There was a cooler in the back wall, but on the shelves inside were nothing but short dogs—twelve-ounce bottles of fortified wines like Thunderbird and Gallo white port and Night Train.
Oh, well,
he thought with a smile as he studied them—
any port in a storm.

Posters were taped on the inside of the glass, advertising a wine called Bitin Dog. "Just Say
Woof
!" advised the ads.

The brand name reminded him of something—something that one hurt boy could apparently manage to lose, and another hurt boy could pick up and find comforting—but he could see no profit in chasing down any memories at this point. He opened the door, took two bottles by the neck in each hand, and started back toward the register.

 

Ozzie had driven Diana's tan Mustang right past the liquor store lot when the Camaro turned in to park, but he had seen the gray Jaguar stop at the Strip curb behind him, and he realized dully that it must be
the
fat man driving it.

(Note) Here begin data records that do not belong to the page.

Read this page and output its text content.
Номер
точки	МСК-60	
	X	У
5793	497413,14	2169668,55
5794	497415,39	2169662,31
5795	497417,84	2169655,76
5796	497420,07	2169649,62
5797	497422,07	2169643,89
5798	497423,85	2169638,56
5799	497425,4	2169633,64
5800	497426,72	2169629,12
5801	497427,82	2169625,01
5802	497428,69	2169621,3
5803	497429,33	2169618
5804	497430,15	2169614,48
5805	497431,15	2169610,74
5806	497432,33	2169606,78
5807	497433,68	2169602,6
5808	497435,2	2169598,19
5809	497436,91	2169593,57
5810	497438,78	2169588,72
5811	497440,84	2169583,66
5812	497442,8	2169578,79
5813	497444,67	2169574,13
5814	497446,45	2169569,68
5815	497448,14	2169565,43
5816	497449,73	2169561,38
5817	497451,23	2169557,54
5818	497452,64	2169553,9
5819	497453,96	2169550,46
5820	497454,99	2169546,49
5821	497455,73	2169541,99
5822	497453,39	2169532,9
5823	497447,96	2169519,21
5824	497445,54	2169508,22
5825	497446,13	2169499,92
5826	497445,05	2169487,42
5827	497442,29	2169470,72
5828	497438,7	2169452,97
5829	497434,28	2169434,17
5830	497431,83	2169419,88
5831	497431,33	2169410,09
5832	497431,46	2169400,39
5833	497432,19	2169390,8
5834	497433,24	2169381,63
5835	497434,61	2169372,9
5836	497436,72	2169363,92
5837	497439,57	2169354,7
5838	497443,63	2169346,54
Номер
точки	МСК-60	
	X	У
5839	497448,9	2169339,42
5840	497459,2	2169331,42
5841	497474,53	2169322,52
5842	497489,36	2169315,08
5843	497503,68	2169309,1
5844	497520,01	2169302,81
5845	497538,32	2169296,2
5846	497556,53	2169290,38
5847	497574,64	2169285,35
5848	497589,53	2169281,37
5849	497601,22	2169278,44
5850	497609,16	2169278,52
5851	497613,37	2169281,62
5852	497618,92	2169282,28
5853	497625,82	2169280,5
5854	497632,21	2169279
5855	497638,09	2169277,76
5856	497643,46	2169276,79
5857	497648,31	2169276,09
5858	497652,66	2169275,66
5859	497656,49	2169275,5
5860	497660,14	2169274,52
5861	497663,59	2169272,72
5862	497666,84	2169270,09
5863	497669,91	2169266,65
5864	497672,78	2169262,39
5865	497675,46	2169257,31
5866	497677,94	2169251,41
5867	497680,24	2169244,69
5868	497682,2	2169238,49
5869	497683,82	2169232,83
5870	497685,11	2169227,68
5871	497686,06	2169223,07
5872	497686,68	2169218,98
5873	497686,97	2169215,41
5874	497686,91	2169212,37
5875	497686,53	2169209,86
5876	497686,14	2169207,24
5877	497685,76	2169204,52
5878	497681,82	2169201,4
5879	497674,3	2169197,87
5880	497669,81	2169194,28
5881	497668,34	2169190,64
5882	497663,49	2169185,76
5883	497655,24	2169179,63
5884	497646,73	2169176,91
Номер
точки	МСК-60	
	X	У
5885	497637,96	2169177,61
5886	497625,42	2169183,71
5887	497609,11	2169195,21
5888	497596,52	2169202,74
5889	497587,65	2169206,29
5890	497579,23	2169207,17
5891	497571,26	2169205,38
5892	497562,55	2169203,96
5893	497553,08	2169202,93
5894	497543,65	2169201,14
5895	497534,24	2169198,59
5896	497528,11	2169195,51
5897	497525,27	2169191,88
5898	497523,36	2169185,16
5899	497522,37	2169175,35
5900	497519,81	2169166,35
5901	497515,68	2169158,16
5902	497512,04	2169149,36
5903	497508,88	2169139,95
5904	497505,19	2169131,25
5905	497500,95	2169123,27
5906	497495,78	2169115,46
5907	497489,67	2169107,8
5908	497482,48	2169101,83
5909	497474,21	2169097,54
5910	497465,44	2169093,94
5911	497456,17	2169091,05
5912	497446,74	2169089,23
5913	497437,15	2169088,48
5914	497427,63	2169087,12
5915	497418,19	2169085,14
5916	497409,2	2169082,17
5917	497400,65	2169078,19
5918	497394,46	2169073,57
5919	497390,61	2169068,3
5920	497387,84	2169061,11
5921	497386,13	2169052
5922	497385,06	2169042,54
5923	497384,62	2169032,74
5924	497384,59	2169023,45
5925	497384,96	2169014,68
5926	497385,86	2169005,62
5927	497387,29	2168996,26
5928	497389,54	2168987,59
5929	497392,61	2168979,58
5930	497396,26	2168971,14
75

He had been forlornly hoping, while he followed the Camaro from the liquor store by the Flamingo, that it was just another Las Vegas Jaguar.

He drove Diana's car into the parking lot of a travel agency and turned it around, to be ready to drive out again when the other two cars got moving.

The old deck of cards with the naked women on the backs was scattered across the passenger side of the seat. It depressed him to look at them, even though they had eventually led him to Scott, and he gathered them up, tamped them square, and put them in his breast pocket.

Dirty cards in my pocket, he thought. He felt his chin and wished he had found an opportunity at least to shave.

Through the dusty windshield he stared at the baking highway and the dry weed lot beyond it. In
Las Vegas
, he thought—where the spiritual water table is as exhausted as the literal one, where the suicide rate is the highest in the world, where this Strip area is called Paradise not because of any Eden-like qualities but just because there was once a club here called the Pair O' Dice.

This isn't the place I'd have chosen. But I can't say I didn't know what was …
in the cards
. I bought this hand on Sunday morning, when I stayed to that showdown at the two- and four-dollar Seven-Stud table in the Commerce Casino back in L.A.